No dia seguinte, às 21:30, Gilberto sentou-se no mesmo lugar
em que eles se conheceram. Lá, ele ficou esperando por Eliza. Estava muito
agitado em ler o que estava escrito debaixo da mesa, porém não queria quebrar a
promessa que fez com ela. Isso seria um mau começo.
De repente Gilberto ouviu uma noticia que vinha da televisão
do bar.
“Jovem é assassinada a facadas em uma loja de roupas. O principal
suspeito de tê-la matado é o seu próprio marido que não aceitava o término
do casamento deles.”
- Que coisa! – Disse o proprietário do bar. – Essas notícias
trágicas estão ficando rotineiras.
Gilberto via a notícia com o coração abalado. “Não pode ser
Eliza. Seu marido havia aceitado”.
A notícia seguia e quando o jornal expôs a foto da moça,
Gilberto entortou os lábios e chorou muito por dentro. Não conseguia
controla-lo.
- Mas essa moça já veio aqui no bar. – Disse o proprietário.

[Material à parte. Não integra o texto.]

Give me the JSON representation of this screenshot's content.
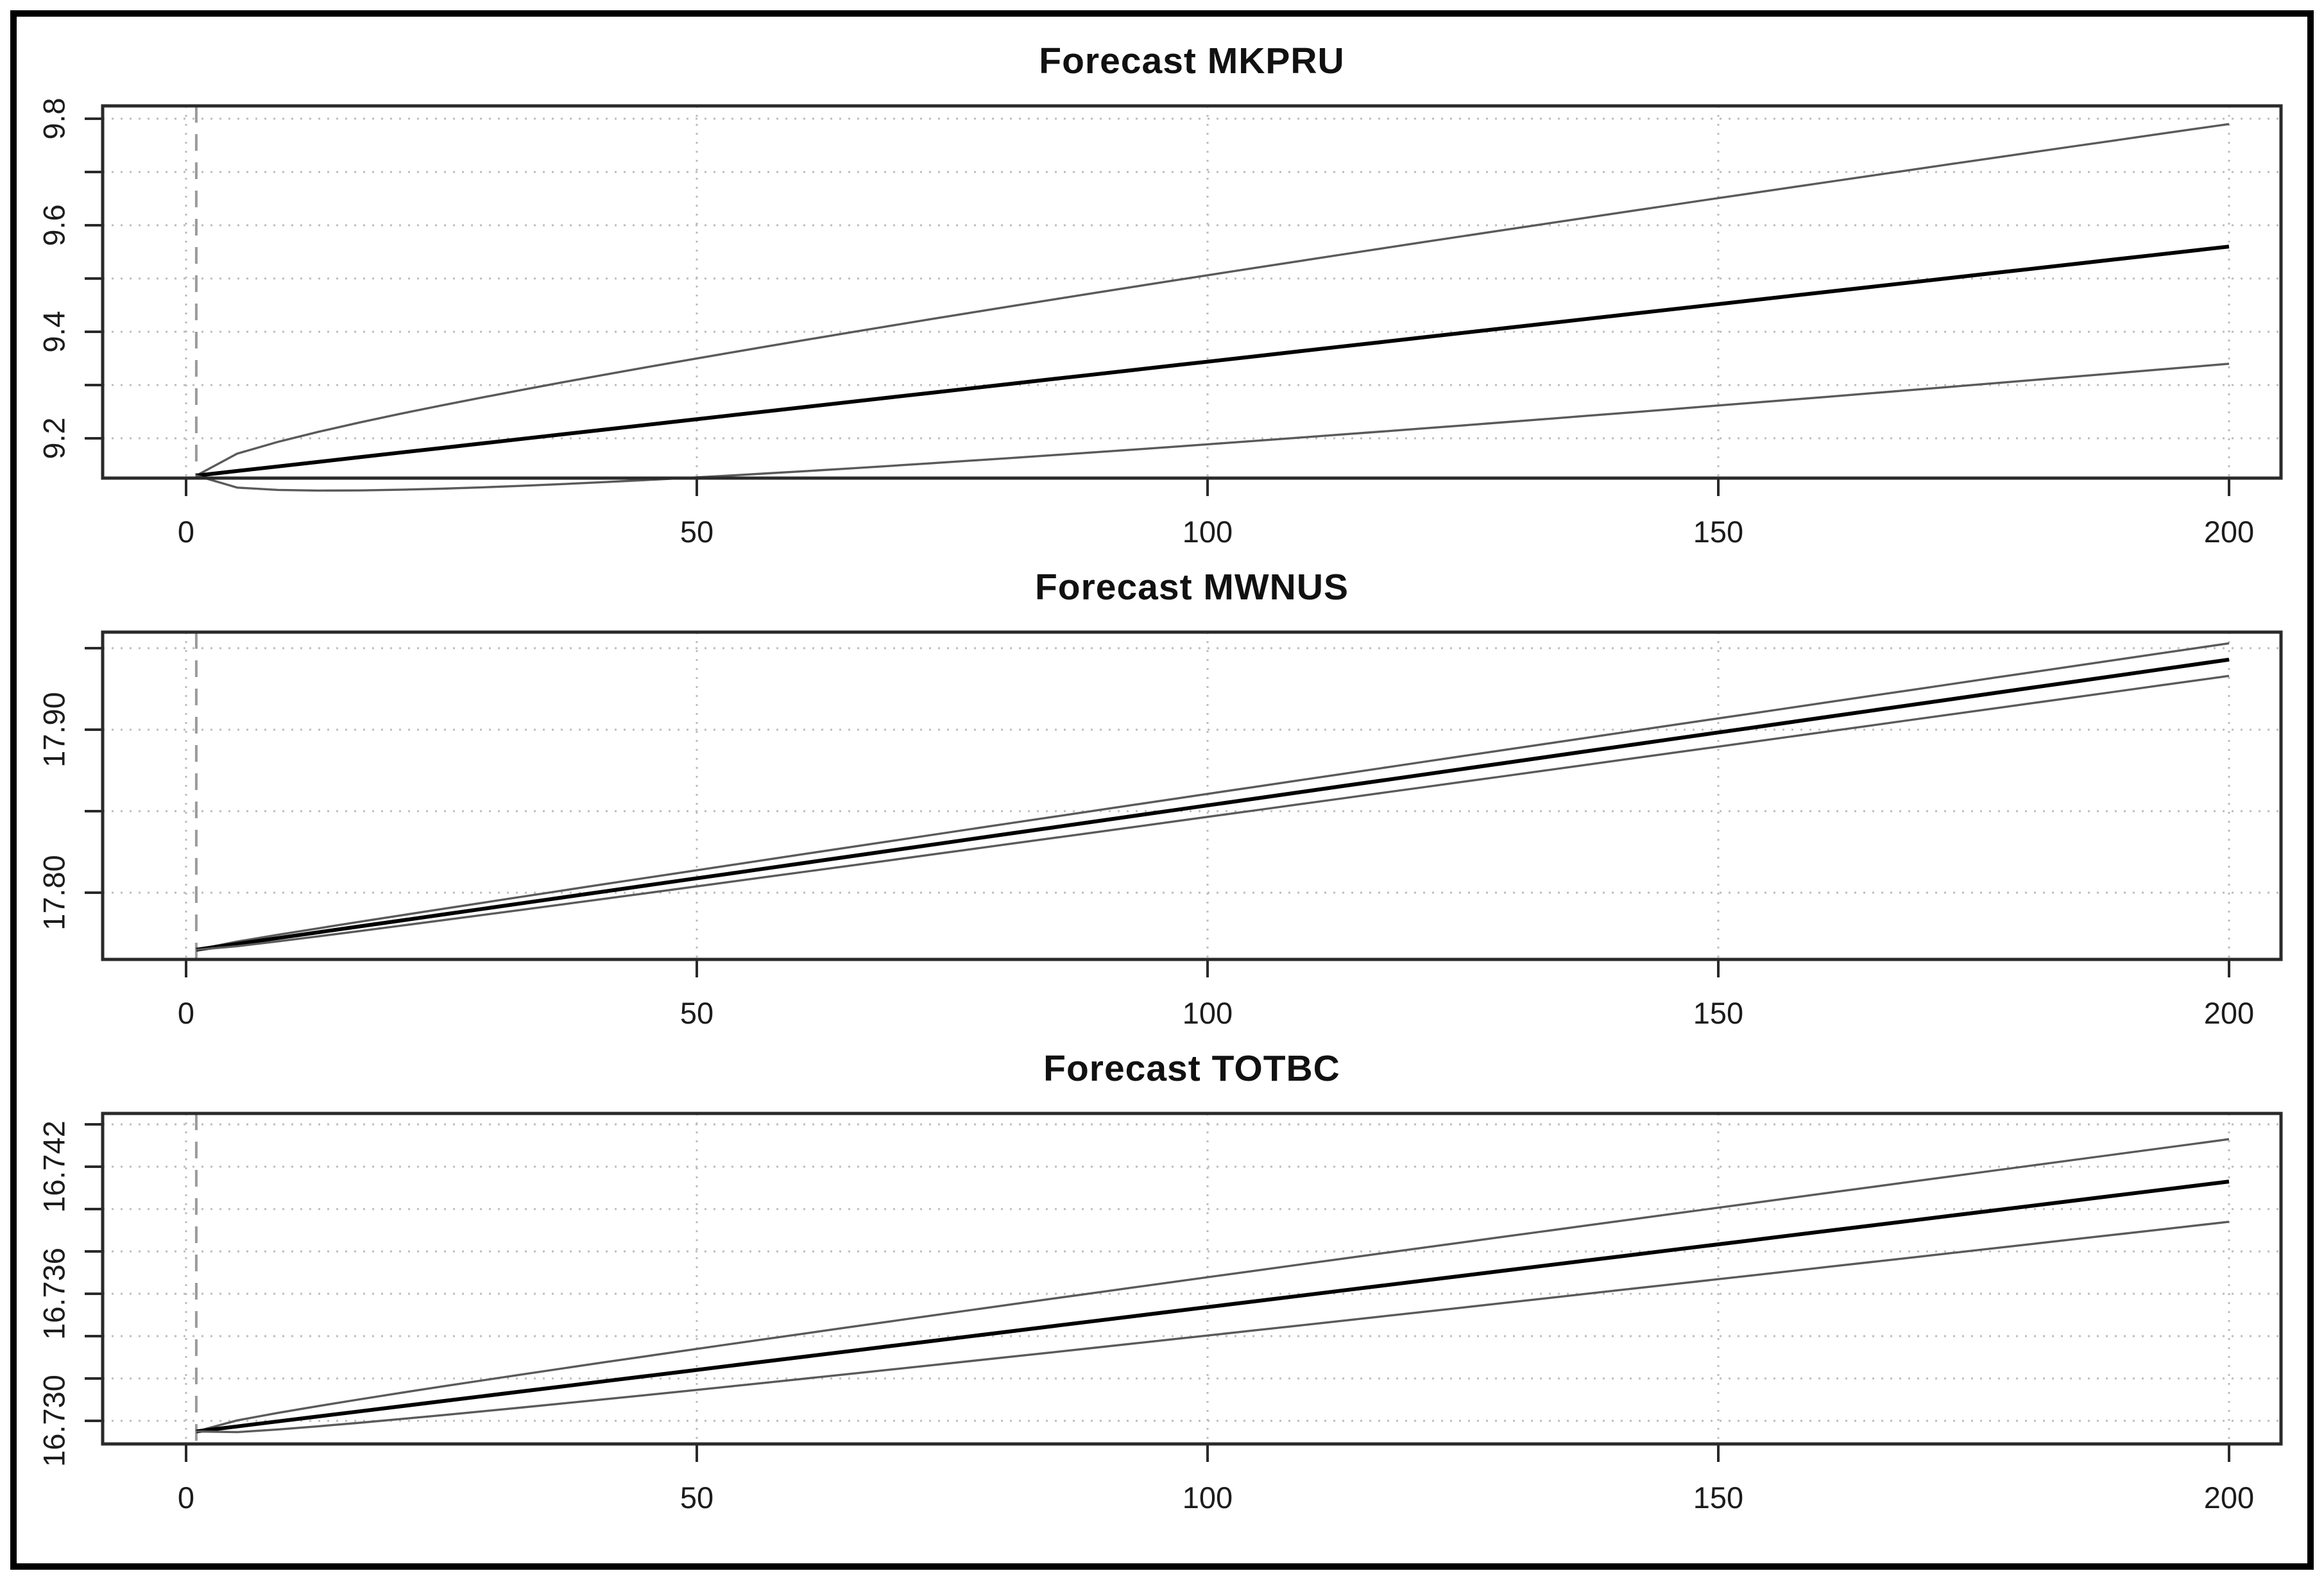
{
  "figure": {
    "background": "#ffffff",
    "border_color": "#000000"
  },
  "colors": {
    "mean_line": "#000000",
    "bound_line": "#5a5a5a",
    "grid": "#bcbcbc",
    "origin_dash": "#9b9b9b",
    "box": "#2a2a2a",
    "text": "#1c1c1c"
  },
  "chart_data": [
    {
      "type": "line",
      "title": "Forecast MKPRU",
      "x_ticks": [
        0,
        50,
        100,
        150,
        200
      ],
      "xlim": [
        -8,
        205
      ],
      "ylim": [
        9.08,
        9.82
      ],
      "y_grid": [
        9.2,
        9.3,
        9.4,
        9.5,
        9.6,
        9.7,
        9.8
      ],
      "y_labels": [
        {
          "value": 9.2,
          "text": "9.2"
        },
        {
          "value": 9.4,
          "text": "9.4"
        },
        {
          "value": 9.6,
          "text": "9.6"
        },
        {
          "value": 9.8,
          "text": "9.8"
        }
      ],
      "forecast_origin_x": 1,
      "x_range": [
        1,
        200
      ],
      "start_value": 9.13,
      "series": [
        {
          "name": "upper confidence bound",
          "role": "upper",
          "start": 9.13,
          "end": 9.79
        },
        {
          "name": "point forecast",
          "role": "mean",
          "start": 9.13,
          "end": 9.56
        },
        {
          "name": "lower confidence bound",
          "role": "lower",
          "start": 9.13,
          "end": 9.34
        }
      ],
      "grid_style": "dotted",
      "legend": "none"
    },
    {
      "type": "line",
      "title": "Forecast MWNUS",
      "x_ticks": [
        0,
        50,
        100,
        150,
        200
      ],
      "xlim": [
        -8,
        205
      ],
      "ylim": [
        17.757,
        17.96
      ],
      "y_grid": [
        17.8,
        17.85,
        17.9,
        17.95
      ],
      "y_labels": [
        {
          "value": 17.8,
          "text": "17.80"
        },
        {
          "value": 17.9,
          "text": "17.90"
        }
      ],
      "forecast_origin_x": 1,
      "x_range": [
        1,
        200
      ],
      "start_value": 17.765,
      "series": [
        {
          "name": "upper confidence bound",
          "role": "upper",
          "start": 17.765,
          "end": 17.953
        },
        {
          "name": "point forecast",
          "role": "mean",
          "start": 17.765,
          "end": 17.943
        },
        {
          "name": "lower confidence bound",
          "role": "lower",
          "start": 17.765,
          "end": 17.933
        }
      ],
      "grid_style": "dotted",
      "legend": "none"
    },
    {
      "type": "line",
      "title": "Forecast TOTBC",
      "x_ticks": [
        0,
        50,
        100,
        150,
        200
      ],
      "xlim": [
        -8,
        205
      ],
      "ylim": [
        16.7288,
        16.7445
      ],
      "y_grid": [
        16.73,
        16.732,
        16.734,
        16.736,
        16.738,
        16.74,
        16.742,
        16.744
      ],
      "y_labels": [
        {
          "value": 16.73,
          "text": "16.730"
        },
        {
          "value": 16.736,
          "text": "16.736"
        },
        {
          "value": 16.742,
          "text": "16.742"
        }
      ],
      "forecast_origin_x": 1,
      "x_range": [
        1,
        200
      ],
      "start_value": 16.7295,
      "series": [
        {
          "name": "upper confidence bound",
          "role": "upper",
          "start": 16.7295,
          "end": 16.7433
        },
        {
          "name": "point forecast",
          "role": "mean",
          "start": 16.7295,
          "end": 16.7413
        },
        {
          "name": "lower confidence bound",
          "role": "lower",
          "start": 16.7295,
          "end": 16.7394
        }
      ],
      "grid_style": "dotted",
      "legend": "none"
    }
  ]
}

- Sim, já veio. – Disse Gilberto com as mãos em sua testa. –
Já veio sim.
Gilberto enfim lembrou-se da escrita na mesa.
Quando Gilberto abaixou-se para ler o que estava escrito por
Eliza, leu a seguinte mensagem:
“Estou perdidamente apaixonada por você. Espero que você
nunca me decepcione, meu amor”
- Eu jamais te decepcionaria, meu amor. Jamais.